Modifying Archive vs Creating New Archive

Jan 11, 2011 at 1:40 PM

Hi,

first of all thank you for your zip library - it is really great.

But i have one question about performance: i need to add some files to existing archive. Is it better to create a new archive with new files or there is no difference with adding a files and saving an existing archive?

I ask this question because i saw some comments in one of ZIP libraries for PHP where author said that it is much better to create a new archive with new files instead of modifying any existing acrhives due to some performance problems of ZIP format.

 

Thanks in advance.

Coordinator
Jan 12, 2011 at 2:44 AM

Hi -

In general, it will be faster to read an existing zip file into a ZipFile instance , then add new entries or update existing entries, and then call .Save(),  as compared to the case where you create a new ZipFile with all new entries.
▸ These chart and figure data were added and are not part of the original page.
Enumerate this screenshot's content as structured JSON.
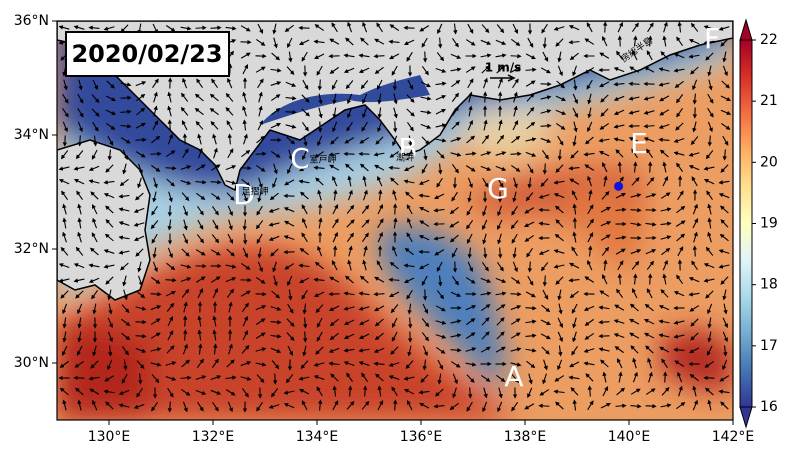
{
  "map": {
    "type": "ocean-current-map",
    "title": "2020/02/23",
    "xlim": [
      129,
      142
    ],
    "ylim": [
      29,
      36
    ],
    "xticks": [
      {
        "value": 130,
        "label": "130°E"
      },
      {
        "value": 132,
        "label": "132°E"
      },
      {
        "value": 134,
        "label": "134°E"
      },
      {
        "value": 136,
        "label": "136°E"
      },
      {
        "value": 138,
        "label": "138°E"
      },
      {
        "value": 140,
        "label": "140°E"
      },
      {
        "value": 142,
        "label": "142°E"
      }
    ],
    "yticks": [
      {
        "value": 30,
        "label": "30°N"
      },
      {
        "value": 32,
        "label": "32°N"
      },
      {
        "value": 34,
        "label": "34°N"
      },
      {
        "value": 36,
        "label": "36°N"
      }
    ],
    "colorbar": {
      "lim": [
        16,
        22
      ],
      "ticks": [
        16,
        17,
        18,
        19,
        20,
        21,
        22
      ],
      "colormap": [
        "#313695",
        "#4575b4",
        "#74add1",
        "#abd9e9",
        "#e0f3f8",
        "#ffffbf",
        "#fee090",
        "#fdae61",
        "#f46d43",
        "#d73027",
        "#a50026"
      ]
    },
    "region_labels": [
      "A",
      "B",
      "C",
      "D",
      "E",
      "F",
      "G"
    ],
    "place_names": [
      "室戸岬",
      "潮岬",
      "足摺岬",
      "房総半島"
    ],
    "scale_label": "1 m/s",
    "marker": {
      "lon": 139.8,
      "lat": 33.1,
      "color": "#1010e0"
    }
  }
}
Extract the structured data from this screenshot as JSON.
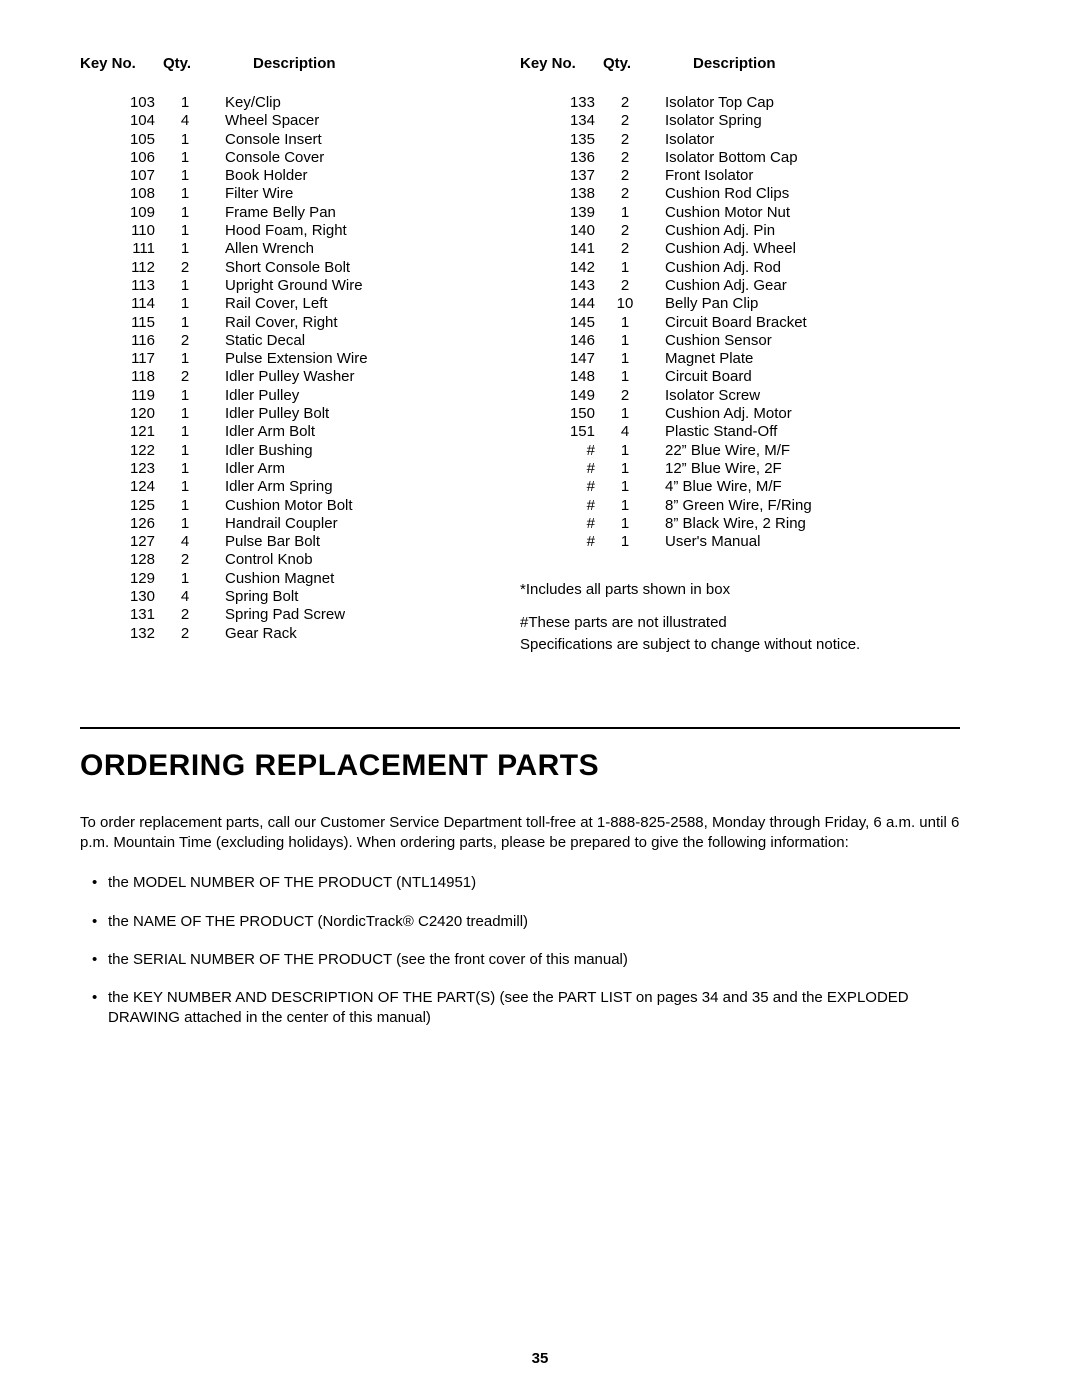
{
  "columns": {
    "header": {
      "key": "Key No.",
      "qty": "Qty.",
      "desc": "Description"
    }
  },
  "left_rows": [
    {
      "key": "103",
      "qty": "1",
      "desc": "Key/Clip"
    },
    {
      "key": "104",
      "qty": "4",
      "desc": "Wheel Spacer"
    },
    {
      "key": "105",
      "qty": "1",
      "desc": "Console Insert"
    },
    {
      "key": "106",
      "qty": "1",
      "desc": "Console Cover"
    },
    {
      "key": "107",
      "qty": "1",
      "desc": "Book Holder"
    },
    {
      "key": "108",
      "qty": "1",
      "desc": "Filter Wire"
    },
    {
      "key": "109",
      "qty": "1",
      "desc": "Frame Belly Pan"
    },
    {
      "key": "110",
      "qty": "1",
      "desc": "Hood Foam, Right"
    },
    {
      "key": "111",
      "qty": "1",
      "desc": "Allen Wrench"
    },
    {
      "key": "112",
      "qty": "2",
      "desc": "Short Console Bolt"
    },
    {
      "key": "113",
      "qty": "1",
      "desc": "Upright Ground Wire"
    },
    {
      "key": "114",
      "qty": "1",
      "desc": "Rail Cover, Left"
    },
    {
      "key": "115",
      "qty": "1",
      "desc": "Rail Cover, Right"
    },
    {
      "key": "116",
      "qty": "2",
      "desc": "Static Decal"
    },
    {
      "key": "117",
      "qty": "1",
      "desc": "Pulse Extension Wire"
    },
    {
      "key": "118",
      "qty": "2",
      "desc": "Idler Pulley Washer"
    },
    {
      "key": "119",
      "qty": "1",
      "desc": "Idler Pulley"
    },
    {
      "key": "120",
      "qty": "1",
      "desc": "Idler Pulley Bolt"
    },
    {
      "key": "121",
      "qty": "1",
      "desc": "Idler Arm Bolt"
    },
    {
      "key": "122",
      "qty": "1",
      "desc": "Idler Bushing"
    },
    {
      "key": "123",
      "qty": "1",
      "desc": "Idler Arm"
    },
    {
      "key": "124",
      "qty": "1",
      "desc": "Idler Arm Spring"
    },
    {
      "key": "125",
      "qty": "1",
      "desc": "Cushion Motor Bolt"
    },
    {
      "key": "126",
      "qty": "1",
      "desc": "Handrail Coupler"
    },
    {
      "key": "127",
      "qty": "4",
      "desc": "Pulse Bar Bolt"
    },
    {
      "key": "128",
      "qty": "2",
      "desc": "Control Knob"
    },
    {
      "key": "129",
      "qty": "1",
      "desc": "Cushion Magnet"
    },
    {
      "key": "130",
      "qty": "4",
      "desc": "Spring Bolt"
    },
    {
      "key": "131",
      "qty": "2",
      "desc": "Spring Pad Screw"
    },
    {
      "key": "132",
      "qty": "2",
      "desc": "Gear Rack"
    }
  ],
  "right_rows": [
    {
      "key": "133",
      "qty": "2",
      "desc": "Isolator Top Cap"
    },
    {
      "key": "134",
      "qty": "2",
      "desc": "Isolator Spring"
    },
    {
      "key": "135",
      "qty": "2",
      "desc": "Isolator"
    },
    {
      "key": "136",
      "qty": "2",
      "desc": "Isolator Bottom Cap"
    },
    {
      "key": "137",
      "qty": "2",
      "desc": "Front Isolator"
    },
    {
      "key": "138",
      "qty": "2",
      "desc": "Cushion Rod Clips"
    },
    {
      "key": "139",
      "qty": "1",
      "desc": "Cushion Motor Nut"
    },
    {
      "key": "140",
      "qty": "2",
      "desc": "Cushion Adj. Pin"
    },
    {
      "key": "141",
      "qty": "2",
      "desc": "Cushion Adj. Wheel"
    },
    {
      "key": "142",
      "qty": "1",
      "desc": "Cushion Adj. Rod"
    },
    {
      "key": "143",
      "qty": "2",
      "desc": "Cushion Adj. Gear"
    },
    {
      "key": "144",
      "qty": "10",
      "desc": "Belly Pan Clip"
    },
    {
      "key": "145",
      "qty": "1",
      "desc": "Circuit Board Bracket"
    },
    {
      "key": "146",
      "qty": "1",
      "desc": "Cushion Sensor"
    },
    {
      "key": "147",
      "qty": "1",
      "desc": "Magnet Plate"
    },
    {
      "key": "148",
      "qty": "1",
      "desc": "Circuit Board"
    },
    {
      "key": "149",
      "qty": "2",
      "desc": "Isolator Screw"
    },
    {
      "key": "150",
      "qty": "1",
      "desc": "Cushion Adj. Motor"
    },
    {
      "key": "151",
      "qty": "4",
      "desc": "Plastic Stand-Off"
    },
    {
      "key": "#",
      "qty": "1",
      "desc": "22” Blue Wire, M/F"
    },
    {
      "key": "#",
      "qty": "1",
      "desc": "12” Blue Wire, 2F"
    },
    {
      "key": "#",
      "qty": "1",
      "desc": "4” Blue Wire, M/F"
    },
    {
      "key": "#",
      "qty": "1",
      "desc": "8” Green Wire, F/Ring"
    },
    {
      "key": "#",
      "qty": "1",
      "desc": "8” Black Wire, 2 Ring"
    },
    {
      "key": "#",
      "qty": "1",
      "desc": "User's Manual"
    }
  ],
  "notes": [
    "*Includes all parts shown in box",
    "#These parts are not illustrated",
    "Specifications are subject to change without notice."
  ],
  "section_title": "ORDERING REPLACEMENT PARTS",
  "body_text": "To order replacement parts, call our Customer Service Department toll-free at 1-888-825-2588, Monday through Friday, 6 a.m. until 6 p.m. Mountain Time (excluding holidays). When ordering parts, please be prepared to give the following information:",
  "bullets": [
    "the MODEL NUMBER OF THE PRODUCT (NTL14951)",
    "the NAME OF THE PRODUCT (NordicTrack® C2420 treadmill)",
    "the SERIAL NUMBER OF THE PRODUCT (see the front cover of this manual)",
    "the KEY NUMBER AND DESCRIPTION OF THE PART(S) (see the PART LIST on pages 34 and 35 and the EXPLODED DRAWING attached in the center of this manual)"
  ],
  "page_number": "35"
}
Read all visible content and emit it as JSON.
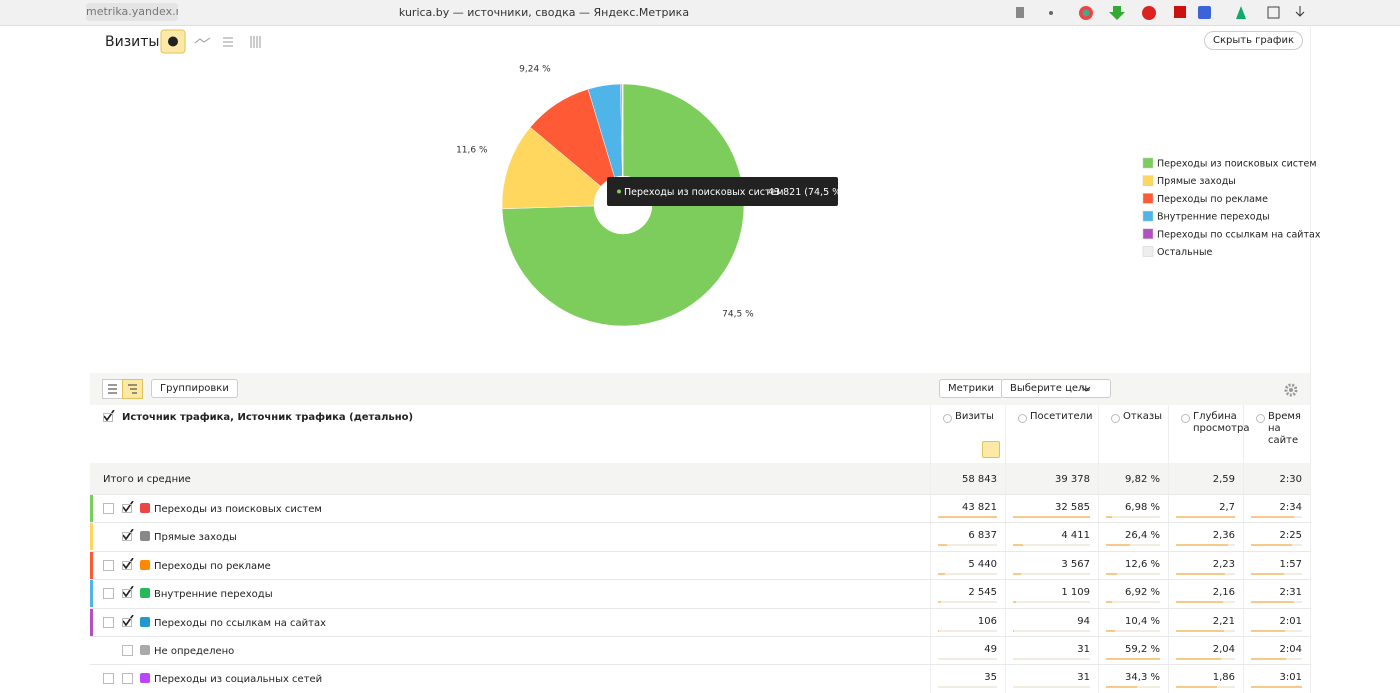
{
  "browser": {
    "url": "metrika.yandex.ru",
    "title": "kurica.by — источники, сводка — Яндекс.Метрика"
  },
  "toolbar": {
    "title": "Визиты",
    "hide_button": "Скрыть график"
  },
  "chart_data": {
    "type": "pie",
    "donut": true,
    "legend": "right",
    "categories": [
      "Переходы из поисковых систем",
      "Прямые заходы",
      "Переходы по рекламе",
      "Внутренние переходы",
      "Переходы по ссылкам на сайтах",
      "Остальные"
    ],
    "values": [
      74.5,
      11.6,
      9.24,
      4.33,
      0.18,
      0.15
    ],
    "value_labels": [
      "74,5 %",
      "11,6 %",
      "9,24 %",
      null,
      null,
      null
    ],
    "colors": [
      "#7ccd5b",
      "#ffd75e",
      "#ff5a36",
      "#4fb5e9",
      "#b44fc4",
      "#eeeeee"
    ]
  },
  "tooltip": {
    "name": "Переходы из поисковых систем",
    "value": "43 821 (74,5 %)"
  },
  "table": {
    "buttons": [
      "Группировки",
      "Метрики",
      "Выберите цель"
    ],
    "dimension": "Источник трафика, Источник трафика (детально)",
    "columns": [
      "Визиты",
      "Посетители",
      "Отказы",
      "Глубина просмотра",
      "Время на сайте"
    ],
    "total": {
      "label": "Итого и средние",
      "cells": [
        "58 843",
        "39 378",
        "9,82 %",
        "2,59",
        "2:30"
      ]
    },
    "rows": [
      {
        "label": "Переходы из поисковых систем",
        "cells": [
          "43 821",
          "32 585",
          "6,98 %",
          "2,7",
          "2:34"
        ]
      },
      {
        "label": "Прямые заходы",
        "cells": [
          "6 837",
          "4 411",
          "26,4 %",
          "2,36",
          "2:25"
        ]
      },
      {
        "label": "Переходы по рекламе",
        "cells": [
          "5 440",
          "3 567",
          "12,6 %",
          "2,23",
          "1:57"
        ]
      },
      {
        "label": "Внутренние переходы",
        "cells": [
          "2 545",
          "1 109",
          "6,92 %",
          "2,16",
          "2:31"
        ]
      },
      {
        "label": "Переходы по ссылкам на сайтах",
        "cells": [
          "106",
          "94",
          "10,4 %",
          "2,21",
          "2:01"
        ]
      },
      {
        "label": "Не определено",
        "cells": [
          "49",
          "31",
          "59,2 %",
          "2,04",
          "2:04"
        ]
      },
      {
        "label": "Переходы из социальных сетей",
        "cells": [
          "35",
          "31",
          "34,3 %",
          "1,86",
          "3:01"
        ]
      }
    ]
  }
}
The DotNetZip ZipFile class is smart about which entries are updated, and which are unchanged.  For a ZipFile with 10001 entries, only one of which is new or updated, when the application calls Save(), DotNetZip will do direct byte copy from the old file to the new file for the unchanged 10000 entries, changing only the metadata as necessary, and in some cases even that is unnecessary. DotNetZip will then compress/encrypt the one entry that requires it.  Since compression is the most expensive operation in the chain, this can save a great deal of time.  

I'm not sure what the other commenter might have been referring to, but I think it is a misunderstanding on their part, if you've reported the gist of their comment accurately.  There's nothing in the zip spec that prevents an intelligent and efficient implementation of the Update use case in a zip library.  If there is an inefficiency, it is more likely a limitation of the particular PHP zip library under discussion, rather than of the spec itself, and the commenter didn't realize this.  

But there is a cost to the Update case.  You need to read an existing zipfile into memory, and DotNetZip takes time doing this.  It checks various things as it reads the file in.  This is a cost you don't pay when creating a zip file from all new entries.  There's also a "cost" in terms of maintaining additional code.

The interesting question becomes - where is the crossover?  At what point does the open-and-update case become faster than the just-create-a-zipfile case?  For 2 files in the zipfile?  For 20?  For 200?  I suspect it will depend on the files in question, their size and compressibility, as well as the performance characteristics of your IO subsystem. So you'll have to test it, to be sure.